CVE-2024-22423: 
Python vulnerability analysis and mitigation

CVE-2024-22423 affects yt-dlp, a youtube-dl fork with additional features and fixes. The vulnerability was discovered in the --exec command functionality when using %q on Windows systems, allowing for potential remote code execution through command injection. The issue was introduced in version 2021.04.11 and was patched in version 2024.04.09. This vulnerability is a bypass of the previous fix for CVE-2023-40581 (CERT VU#123335, GitHub Advisory).

The vulnerability stems from insufficient escaping of special characters in the shell escape function. The previous patch for CVE-2023-40581 attempted to prevent RCE by replacing double quotes with two double quotes, but this escaping mechanism was not sufficient and still allowed for environment variable expansion. The vulnerability has a CVSS v3.1 score of 8.3 (High), with the vector string CVSS:3.1/AV:N/AC:H/PR:N/UI:R/S:C/C:H/I:H/A:H (GitHub Advisory).
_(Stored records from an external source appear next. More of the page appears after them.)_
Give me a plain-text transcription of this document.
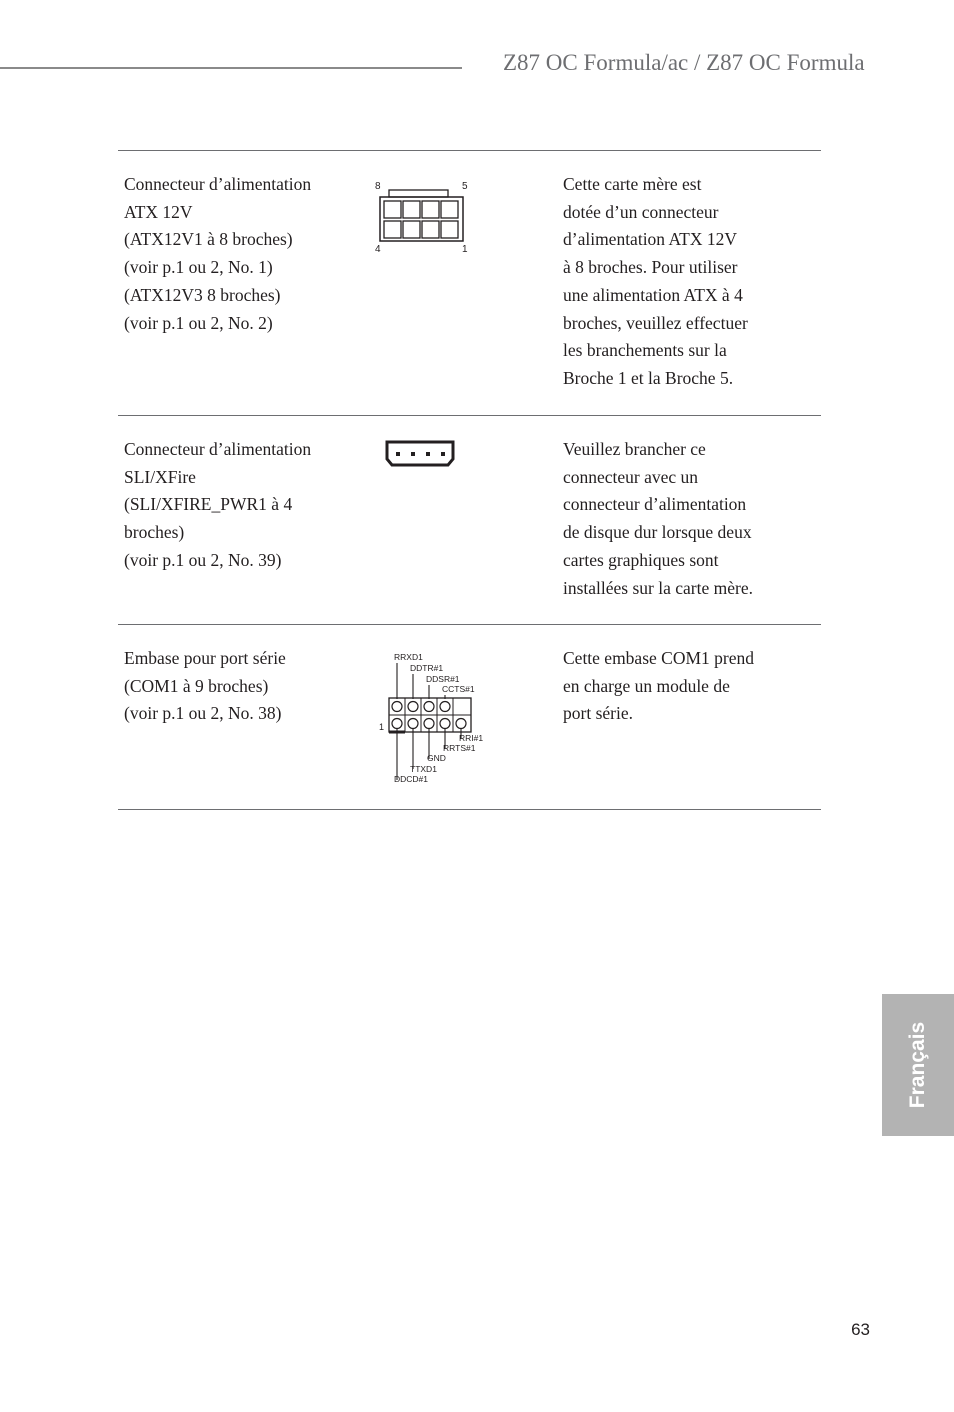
Z87 OC Formula/ac / Z87 OC Formula
Connecteur d’alimentation
ATX 12V
(ATX12V1 à 8 broches)
(voir p.1 ou 2, No. 1)
(ATX12V3 8 broches)
(voir p.1 ou 2, No. 2)
8	5
4	1
Cette carte mère est
dotée d’un connecteur
d’alimentation ATX 12V
à 8 broches. Pour utiliser
une alimentation ATX à 4
broches, veuillez effectuer
les branchements sur la
Broche 1 et la Broche 5.
Connecteur d’alimentation
SLI/XFire
(SLI/XFIRE_PWR1 à 4
broches)
(voir p.1 ou 2, No. 39)
Veuillez brancher ce
connecteur avec un
connecteur d’alimentation
de disque dur lorsque deux
cartes graphiques sont
installées sur la carte mère.
Embase pour port série
(COM1 à 9 broches)
(voir p.1 ou 2, No. 38)
RRXD1
DDTR#1
DDSR#1
CCTS#1
1
RRI#1
RRTS#1
GND
TTXD1
DDCD#1
Cette embase COM1 prend
en charge un module de
port série.
Français
63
Successful exploitation of this vulnerability allows attackers to execute arbitrary commands on Windows systems when using the --exec command with %q output template expansion. The impact is particularly severe when processing untrusted input through the command execution functionality (CERT VU#123335).
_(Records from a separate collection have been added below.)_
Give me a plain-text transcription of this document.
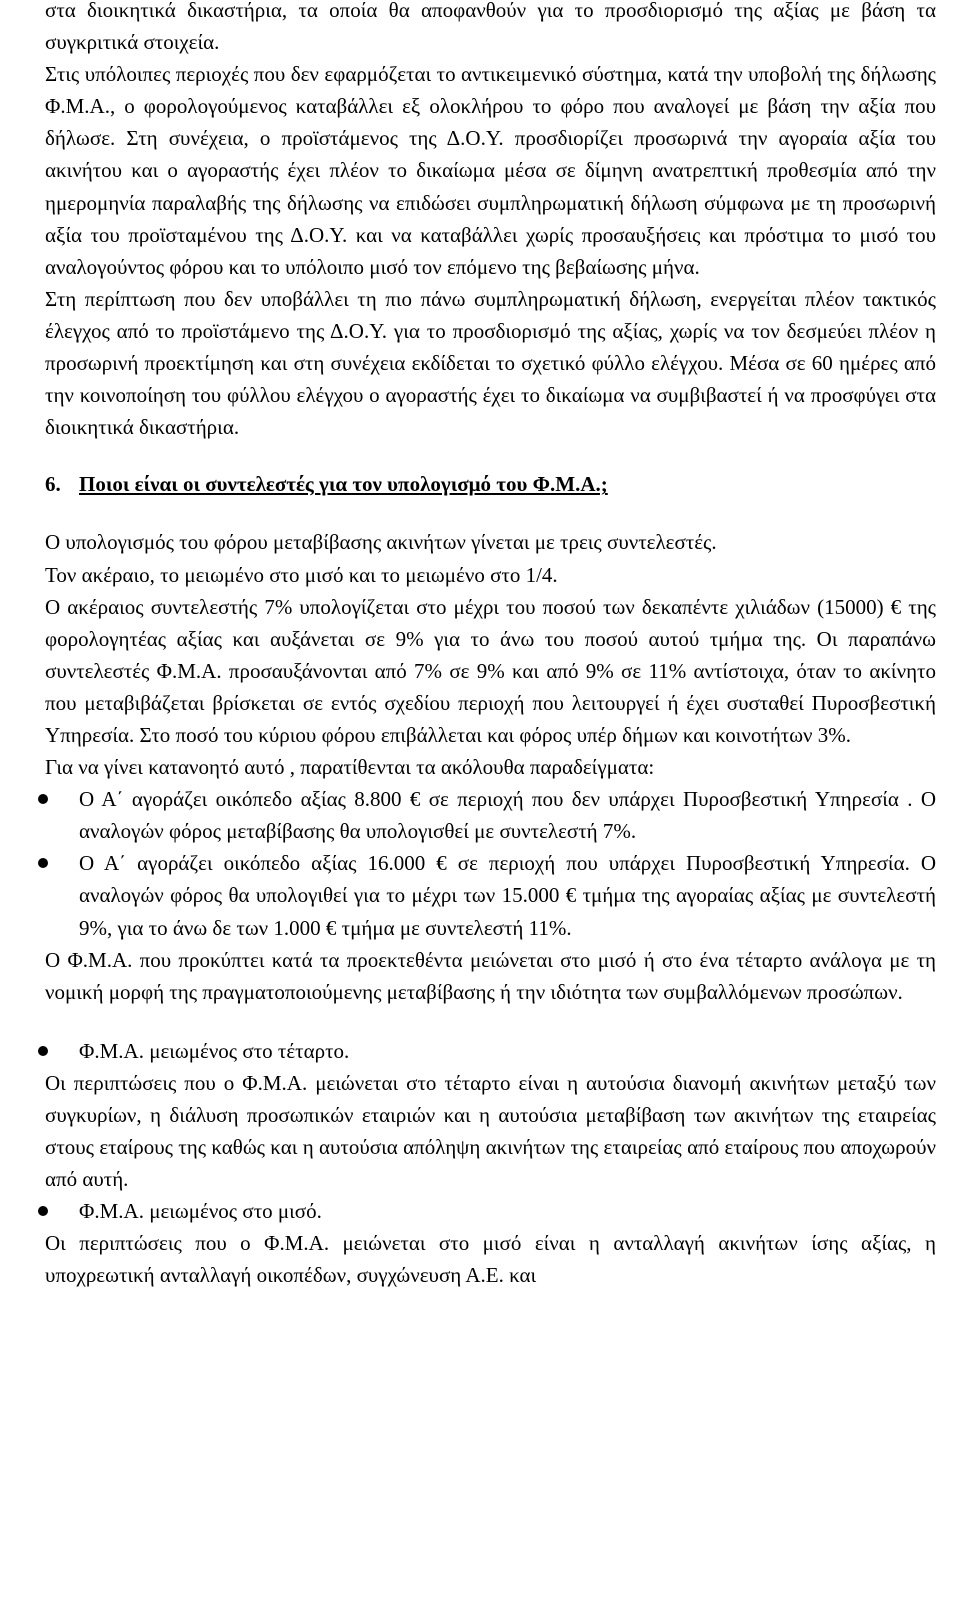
στα διοικητικά δικαστήρια, τα οποία θα αποφανθούν για το προσδιορισμό της αξίας με βάση τα συγκριτικά στοιχεία.

Στις υπόλοιπες περιοχές που δεν εφαρμόζεται το αντικειμενικό σύστημα, κατά την υποβολή της δήλωσης Φ.Μ.Α., ο φορολογούμενος καταβάλλει εξ ολοκλήρου το φόρο που αναλογεί με βάση την αξία που δήλωσε. Στη συνέχεια, ο προϊστάμενος της Δ.Ο.Υ. προσδιορίζει προσωρινά την αγοραία αξία του ακινήτου και ο αγοραστής έχει πλέον το δικαίωμα μέσα σε δίμηνη ανατρεπτική προθεσμία από την ημερομηνία παραλαβής της δήλωσης να επιδώσει συμπληρωματική δήλωση σύμφωνα με τη προσωρινή αξία του προϊσταμένου της Δ.Ο.Υ. και να καταβάλλει χωρίς προσαυξήσεις και πρόστιμα το μισό του αναλογούντος φόρου και το υπόλοιπο μισό τον επόμενο της βεβαίωσης μήνα.

Στη περίπτωση που δεν υποβάλλει τη πιο πάνω συμπληρωματική δήλωση, ενεργείται πλέον τακτικός έλεγχος από το προϊστάμενο της Δ.Ο.Υ. για το προσδιορισμό της αξίας, χωρίς να τον δεσμεύει πλέον η προσωρινή προεκτίμηση και στη συνέχεια εκδίδεται το σχετικό φύλλο ελέγχου. Μέσα σε 60 ημέρες από την κοινοποίηση του φύλλου ελέγχου ο αγοραστής έχει το δικαίωμα να συμβιβαστεί ή να προσφύγει στα διοικητικά δικαστήρια.

6. Ποιοι είναι οι συντελεστές για τον υπολογισμό του Φ.Μ.Α.;

Ο υπολογισμός του φόρου μεταβίβασης ακινήτων γίνεται με τρεις συντελεστές.

Τον ακέραιο, το μειωμένο στο μισό και το μειωμένο στο 1/4.

Ο ακέραιος συντελεστής 7% υπολογίζεται στο μέχρι του ποσού των δεκαπέντε χιλιάδων (15000) € της φορολογητέας αξίας και αυξάνεται σε 9% για το άνω του ποσού αυτού τμήμα της. Οι παραπάνω συντελεστές Φ.Μ.Α. προσαυξάνονται από 7% σε 9% και από 9% σε 11% αντίστοιχα, όταν το ακίνητο που μεταβιβάζεται βρίσκεται σε εντός σχεδίου περιοχή που λειτουργεί ή έχει συσταθεί Πυροσβεστική Υπηρεσία. Στο ποσό του κύριου φόρου επιβάλλεται και φόρος υπέρ δήμων και κοινοτήτων 3%.

Για να γίνει κατανοητό αυτό , παρατίθενται τα ακόλουθα παραδείγματα:

Ο Α΄ αγοράζει οικόπεδο αξίας 8.800 € σε περιοχή που δεν υπάρχει Πυροσβεστική Υπηρεσία . Ο αναλογών φόρος μεταβίβασης θα υπολογισθεί με συντελεστή 7%.
Ο Α΄ αγοράζει οικόπεδο αξίας 16.000 € σε περιοχή που υπάρχει Πυροσβεστική Υπηρεσία. Ο αναλογών φόρος θα υπολογιθεί για το μέχρι των 15.000 € τμήμα της αγοραίας αξίας με συντελεστή 9%, για το άνω δε των 1.000 € τμήμα με συντελεστή 11%.

Ο Φ.Μ.Α. που προκύπτει κατά τα προεκτεθέντα μειώνεται στο μισό ή στο ένα τέταρτο ανάλογα με τη νομική μορφή της πραγματοποιούμενης μεταβίβασης ή την ιδιότητα των συμβαλλόμενων προσώπων.

Φ.Μ.Α. μειωμένος στο τέταρτο.

Οι περιπτώσεις που ο Φ.Μ.Α. μειώνεται στο τέταρτο είναι η αυτούσια διανομή ακινήτων μεταξύ των συγκυρίων, η διάλυση προσωπικών εταιριών και η αυτούσια μεταβίβαση των ακινήτων της εταιρείας στους εταίρους της καθώς και η αυτούσια απόληψη ακινήτων της εταιρείας από εταίρους που αποχωρούν από αυτή.

Φ.Μ.Α. μειωμένος στο μισό.

Οι περιπτώσεις που ο Φ.Μ.Α. μειώνεται στο μισό είναι η ανταλλαγή ακινήτων ίσης αξίας, η υποχρεωτική ανταλλαγή οικοπέδων, συγχώνευση Α.Ε. και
The primary mitigation is to upgrade to yt-dlp version 2024.04.09 which properly escapes % by replacing it with %%cd:~,%. For users unable to upgrade, several workarounds are available: avoid using output template expansion in --exec other than {} (filepath), verify fields don't contain %, ", | or & if expansion is needed, or use info json instead of --exec. Additionally, users should exercise caution when using --exec with untrusted input (GitHub Advisory).